La vie

C’est un poil tendu, non ?

Depuis quelques semaines, je trouve les actualités très anxiogènes. Depuis la mort du jeune Nahel, je sens que le clivage se dessine plus distinctement. Pour la première fois, je sens qu’il est délicat d’aborder le sujet des émeutes et des violences. Depuis ce drame qui a mis en lumière de précédents drames, je sens un fossé béant se creuser entre nous et j’ai très peur.

C’est étrange comme notre monde nous apparaît de manière si diverses aux uns et aux autres. Comme nos connaissances, nos expériences, notre éducation, notre culture… nous font voir le monde sous des prismes différents.

Et pourtant…

Hier, la ligue des droits de l’homme a rendu son rapport sur la manifestation à Sainte Soline. Il cite un usage de la force « disproportionné et indiscriminé de la part des autorités, ainsi que l’entrave à l’intervention des secours ». L’ONU s’inquiète des dérives autoritaires du pays. Nous en sommes à 14 morts en 1 an. 14 personnes ont été tuées par la police cette dernière année. La France est le pays d’Europe où la police tue le plus. C’est une dérive grave facilitée par la loi de 2017.

Alors, que la réponse des jeunes-de-banlieues soient la colère et la révolte, pardon mais je vois même pas comment il pourrait en être autrement.

« Les émeutes sont le langage de ceux que l’on n’entend pas » disait Martin Luther King.

Je ne sais pas ce que c’est que de vivre dans des tours, en cité.
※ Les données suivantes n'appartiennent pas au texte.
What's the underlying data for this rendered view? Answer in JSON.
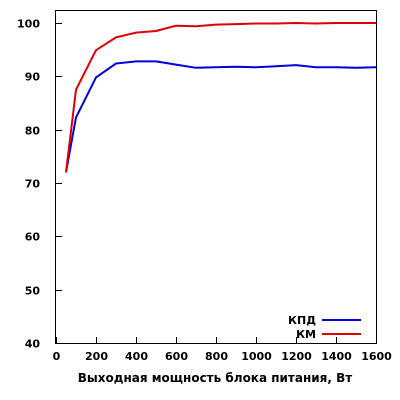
{
  "chart_data": {
    "type": "line",
    "title": "",
    "xlabel": "Выходная мощность блока питания, Вт",
    "ylabel": "",
    "xlim": [
      0,
      1600
    ],
    "ylim": [
      40,
      100
    ],
    "x_ticks": [
      0,
      200,
      400,
      600,
      800,
      1000,
      1200,
      1400,
      1600
    ],
    "y_ticks": [
      40,
      50,
      60,
      70,
      80,
      90,
      100
    ],
    "grid": false,
    "legend_position": "bottom-right",
    "x": [
      50,
      100,
      200,
      300,
      400,
      500,
      600,
      700,
      800,
      900,
      1000,
      1100,
      1200,
      1300,
      1400,
      1500,
      1600
    ],
    "series": [
      {
        "name": "КПД",
        "color": "#0000dd",
        "values": [
          72.0,
          82.3,
          89.8,
          92.4,
          92.8,
          92.8,
          92.2,
          91.6,
          91.7,
          91.8,
          91.7,
          91.9,
          92.1,
          91.7,
          91.7,
          91.6,
          91.7
        ]
      },
      {
        "name": "КМ",
        "color": "#dd0000",
        "values": [
          72.0,
          87.5,
          94.9,
          97.3,
          98.2,
          98.5,
          99.5,
          99.4,
          99.7,
          99.8,
          99.9,
          99.9,
          100.0,
          99.9,
          100.0,
          100.0,
          100.0
        ]
      }
    ]
  }
}
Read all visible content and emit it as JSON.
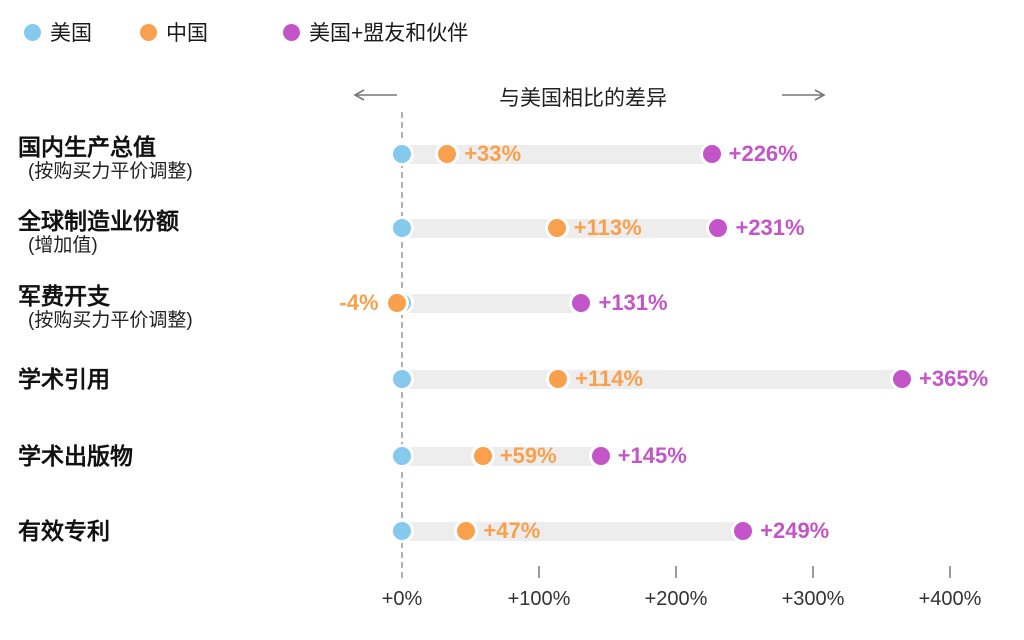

Je ne sais pas ce que c’est que d’être noir, arabe. Je ne sais pas ce que ça fait d’être contrôlé plusieurs fois par jour. Je ne sais pas ce que c’est que de grandir en France quand on est racisé. Je ne sais pas… et je ne le saurai jamais parce que moi, je suis bien née. Au bon endroit, avec la bonne couleur de peau, la bonne nationalité. Mais quand je lis Fatima Ouassak ou que j’écoute les podcast « Kiffe ta race » de Rokhaya Diallo, je m’en approche un peu. J’essaie au moins.

On oublie la violence institutionnelle. On s’indigne peu de la délinquance en col blanc, de l’indécence des puissants, de leurs manigances et leurs perversités.

De quel côté se place la violence ? La dissolution d’un mouvement écologique ne vous heurte pas plus qu’une poubelle brûlée ? On était si peu nombreux au rassemblement. Désolation. S’il n’y avait pas eu de gens pour désobéir dans le passé, on n’aurait jamais obtenu toutes ces avancées. A commencer par le vote des femmes. Lisez Titiou Lecoq « les grandes oubliées de l’histoire »

En attendant, pendant qu’on bosse, qu’on dort, qu’on regarde ailleurs, le fascisme grandi et ça ne semble pas inquiéter grand monde.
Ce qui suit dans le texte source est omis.